Enterprise Security & Compliance (v5.36.0-v5.38.0)

Loki Mode now includes production-ready security and compliance features for enterprise deployments:

Authentication & Authorization

TLS/HTTPS Encryption: Self-signed certificates for dashboard encryption (v5.36.0)
OIDC/SSO Integration: Support for Google, Azure AD, and Okta authentication (v5.36.0)
RBAC Roles: Four-tier role system (v5.37.0)
- Admin: Full control, configuration changes, user management
- Operator: Start/stop sessions, modify tasks, execute actions
- Viewer: Read-only dashboard access, view logs and metrics
- Auditor: Access audit logs, compliance reports, security events

Observability & Monitoring

Prometheus/OpenMetrics: /metrics endpoint for production monitoring (v5.38.0)
- Task completion rates, agent performance, memory usage
- Integration with Grafana, Datadog, New Relic
Audit Trail: SHA-256 integrity chain for all agent actions (v5.37.0)
- Tamper-evident logging with cryptographic verification
- Complete action history: who did what, when, and why
SIEM Integration: Syslog forwarding (RFC 5424) for enterprise security (v5.38.0)
- Send logs to Splunk, QRadar, ArcSight, Elastic SIEM
- Real-time security event detection and alerting

Development Safety

Branch Protection: Auto-create feature branches for all PR work (v5.37.0)
- Never commits directly to main/master
- Automatic branch naming: loki/feature/<task-id>
- Clean merge workflow with squash commits
OpenClaw Bridge: Multi-agent coordination protocol integration (v5.38.0)
- Standardized inter-agent communication
- Cross-system orchestration support

Quick Start (Enterprise Mode)

# Enable TLS/HTTPS
export LOKI_TLS_ENABLED=true
export LOKI_TLS_CERT=/path/to/cert.pem
export LOKI_TLS_KEY=/path/to/key.pem

# Configure OIDC
export LOKI_OIDC_PROVIDER=google
export LOKI_OIDC_CLIENT_ID=your-client-id
export LOKI_OIDC_CLIENT_SECRET=your-client-secret

# Enable audit logging
export LOKI_AUDIT_ENABLED=true
export LOKI_AUDIT_INTEGRITY_CHECK=true

# Enable Prometheus metrics
export LOKI_METRICS_ENABLED=true

# Start with enterprise features
loki start --enterprise ./my-prd.md

For detailed configuration, see docs/network-security.md, docs/authentication.md, and docs/authorization.md.
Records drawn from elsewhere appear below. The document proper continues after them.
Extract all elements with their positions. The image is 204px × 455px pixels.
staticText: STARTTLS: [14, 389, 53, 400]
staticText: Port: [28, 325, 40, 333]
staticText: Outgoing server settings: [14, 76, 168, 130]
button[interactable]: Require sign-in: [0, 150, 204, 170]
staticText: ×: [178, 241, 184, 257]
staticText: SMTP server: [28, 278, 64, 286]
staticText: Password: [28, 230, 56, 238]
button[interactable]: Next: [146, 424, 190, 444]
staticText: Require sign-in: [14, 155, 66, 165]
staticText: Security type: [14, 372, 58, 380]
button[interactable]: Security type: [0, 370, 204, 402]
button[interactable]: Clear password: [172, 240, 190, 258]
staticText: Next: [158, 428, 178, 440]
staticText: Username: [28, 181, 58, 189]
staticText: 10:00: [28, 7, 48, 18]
Dashboard & Real-Time Monitoring

Monitor your autonomous startup being built in real-time through the Loki Mode dashboard:

Agent Monitoring

Track all active agents in real-time:

Agent ID and Type (frontend, backend, QA, DevOps, etc.)
Model Badge (Sonnet, Haiku, Opus) with color coding
Current Work being performed
Runtime and Tasks Completed
Status (active, completed)

Task Queue Visualization

Four-column kanban view:

Pending: Queued tasks waiting for agents
In Progress: Currently being worked on
Completed: Successfully finished (shows last 10)
Failed: Tasks requiring attention

Live Status Monitor

# Watch status updates in terminal
watch -n 2 cat .loki/STATUS.txt

╔════════════════════════════════════════════════════════════════╗
║                    LOKI MODE STATUS                            ║
╚════════════════════════════════════════════════════════════════╝

Phase: DEVELOPMENT

Active Agents: 47
  ├─ Engineering: 18
  ├─ Operations: 12
  ├─ QA: 8
  └─ Business: 9

Tasks:
  ├─ Pending:     10
  ├─ In Progress: 47
  ├─ Completed:   203
  └─ Failed:      0

Last Updated: 2026-01-04 20:45:32

Access the dashboard:

# Automatically starts when running autonomously
./autonomy/run.sh ./docs/requirements.md

# Or open manually
open http://localhost:57374
# HTTPS mode (v5.36.0+):
open https://localhost:57374

The dashboard at http://localhost:57374 (or https://localhost:57374 with TLS enabled) auto-refreshes via WebSocket. Works with any modern browser.

Autonomous Capabilities

RARV Cycle: Reason-Act-Reflect-Verify

Loki Mode doesn't just write code—it thinks, acts, learns, and verifies:

1. REASON
   └─ Read .loki/CONTINUITY.md including "Mistakes & Learnings"
   └─ Check .loki/state/ and .loki/queue/
   └─ Identify next task or improvement

2. ACT
   └─ Execute task, write code
   └─ Commit changes atomically (git checkpoint)

3. REFLECT
   └─ Update .loki/CONTINUITY.md with progress
   └─ Update state files
   └─ Identify NEXT improvement

4. VERIFY
   └─ Run automated tests (unit, integration, E2E)
   └─ Check compilation/build
   └─ Verify against spec

   IF VERIFICATION FAILS:
   ├─ Capture error details (stack trace, logs)
   ├─ Analyze root cause
   ├─ UPDATE "Mistakes & Learnings" in CONTINUITY.md
   ├─ Rollback to last good git checkpoint if needed
   └─ Apply learning and RETRY from REASON

Result: Improved quality through continuous self-verification and multi-reviewer code review.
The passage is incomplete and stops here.